In seeking to provide an archive that reflects the works of Black South Africans, our eyes fell upon Lucas Sithole’s sculptures. Sithole  signed his artworks with  name that began with the letter T, although his elders named him Ncane, the Zulu word for small. He was born on 15 November 1931. His upbringing permitted him more than one lens to view our stories from the African land. In addition, Sithole’s childhood days lie in Springs, Swaziland and on the pavements of Motsugi street in Kwa-Thema. Sithole rose from being one of eight brothers, to being an artist everyone applauded in a room full of artists. Every single work of his deserves all the recognition and acknowledgement. Hence, even after his absence from this Earth, we celebrate his work.

image source: revisions.co.za

Sithole gave himself to the art space and in doing so, gave us artworks that have poured something into who we are. In the pages of his personal diary, Sithole wrote something that reflects that he expressed himself by sharing with the world artistically. This reflection is found in the words: ‘These troubles I have had – I love them very much for they have contributed to what I am to-day, and they can also be seen in my work.

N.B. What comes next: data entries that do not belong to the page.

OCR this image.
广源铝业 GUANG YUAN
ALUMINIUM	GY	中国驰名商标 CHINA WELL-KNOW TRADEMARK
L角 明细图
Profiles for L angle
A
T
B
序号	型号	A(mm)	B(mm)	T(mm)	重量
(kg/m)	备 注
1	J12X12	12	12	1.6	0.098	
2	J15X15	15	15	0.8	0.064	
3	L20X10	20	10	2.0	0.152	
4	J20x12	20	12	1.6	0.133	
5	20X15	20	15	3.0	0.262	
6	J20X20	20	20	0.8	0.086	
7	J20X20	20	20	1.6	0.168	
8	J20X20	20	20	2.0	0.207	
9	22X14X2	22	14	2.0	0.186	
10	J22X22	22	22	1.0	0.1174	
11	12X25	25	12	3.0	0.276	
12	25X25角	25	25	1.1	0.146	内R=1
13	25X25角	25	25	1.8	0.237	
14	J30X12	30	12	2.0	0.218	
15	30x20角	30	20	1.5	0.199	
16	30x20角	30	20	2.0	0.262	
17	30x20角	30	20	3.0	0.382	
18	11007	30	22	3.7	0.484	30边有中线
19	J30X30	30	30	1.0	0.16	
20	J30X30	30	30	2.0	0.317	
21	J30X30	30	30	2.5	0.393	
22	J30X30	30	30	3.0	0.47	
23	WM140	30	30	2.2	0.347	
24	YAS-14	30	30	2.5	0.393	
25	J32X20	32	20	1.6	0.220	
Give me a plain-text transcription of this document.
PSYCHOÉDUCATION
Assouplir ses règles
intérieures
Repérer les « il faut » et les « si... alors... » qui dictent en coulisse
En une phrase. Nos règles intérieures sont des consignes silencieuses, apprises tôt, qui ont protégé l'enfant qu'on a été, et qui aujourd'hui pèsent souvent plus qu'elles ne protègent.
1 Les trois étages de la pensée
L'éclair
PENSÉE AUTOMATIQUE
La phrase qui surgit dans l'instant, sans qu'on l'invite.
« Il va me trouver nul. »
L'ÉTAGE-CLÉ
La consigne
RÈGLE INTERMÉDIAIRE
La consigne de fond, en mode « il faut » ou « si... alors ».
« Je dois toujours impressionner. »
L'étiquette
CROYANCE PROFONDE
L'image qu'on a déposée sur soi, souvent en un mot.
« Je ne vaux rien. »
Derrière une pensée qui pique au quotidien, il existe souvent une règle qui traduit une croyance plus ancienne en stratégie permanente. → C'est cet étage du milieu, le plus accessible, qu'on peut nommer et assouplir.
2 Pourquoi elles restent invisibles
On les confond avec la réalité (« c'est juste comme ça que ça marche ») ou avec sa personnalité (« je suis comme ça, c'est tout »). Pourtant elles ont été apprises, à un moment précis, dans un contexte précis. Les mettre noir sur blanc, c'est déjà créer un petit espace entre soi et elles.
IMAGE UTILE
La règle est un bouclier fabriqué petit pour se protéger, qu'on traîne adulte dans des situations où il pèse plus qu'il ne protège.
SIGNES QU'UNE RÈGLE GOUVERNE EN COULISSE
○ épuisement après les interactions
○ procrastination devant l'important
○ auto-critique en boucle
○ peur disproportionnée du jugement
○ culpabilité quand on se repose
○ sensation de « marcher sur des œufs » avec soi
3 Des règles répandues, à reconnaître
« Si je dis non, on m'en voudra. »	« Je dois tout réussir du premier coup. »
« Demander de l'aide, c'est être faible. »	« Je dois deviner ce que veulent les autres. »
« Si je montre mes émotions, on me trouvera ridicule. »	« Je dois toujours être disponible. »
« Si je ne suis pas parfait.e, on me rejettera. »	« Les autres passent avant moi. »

The story of a system that left many fatherless in our eyes

This piece takes a look at Sithole’s sculpture that is a personal narrative. Made from bronze and stone as well as other media, his sculptures were narratives of people whose stories he expressed on their behalf.

i

In our eyes, his 1983 sculpture, Don’t worry, your father will come!, tells the story of many children in our African communities during the Apartheid era. In the dawn of segregation in our country, the migrant labour system robbed many homes of fathers. Children were left at home alone to be raised by their mothers or a mother figure. Additionally, the tales of growing up having no memories with your father [were] shared by many.

 

image source: aspireart.net

Since segregation led to Apartheid, the effects of an exploitative and oppressive system were still felt by many homes decades after. Fathers had to leave the home to work. Some fathers were jailed. Other fathers were exiled and could only imagine teaching children about where they come from. There were fathers who had no choice but to flee. Apartheid and its legacies left many children fatherless and put mothers in difficult positions. In other words, mothers were left to comfort their children, alone as a result of the pain caused by oppression. Sithole’s work is an exploration of this. It uncovers the stories we have heard many children tell about their homes.

 

ii

In addition, the wailing child portrayed in the work examines the effects that oppression had on children’s well-being. Sithole’s artwork with its focal point on the wailing child is a symbol of the emotional trauma of the children who cried for the return of their fathers. 

What is your interpretation of the narrative of Don’t worry, your father will come!?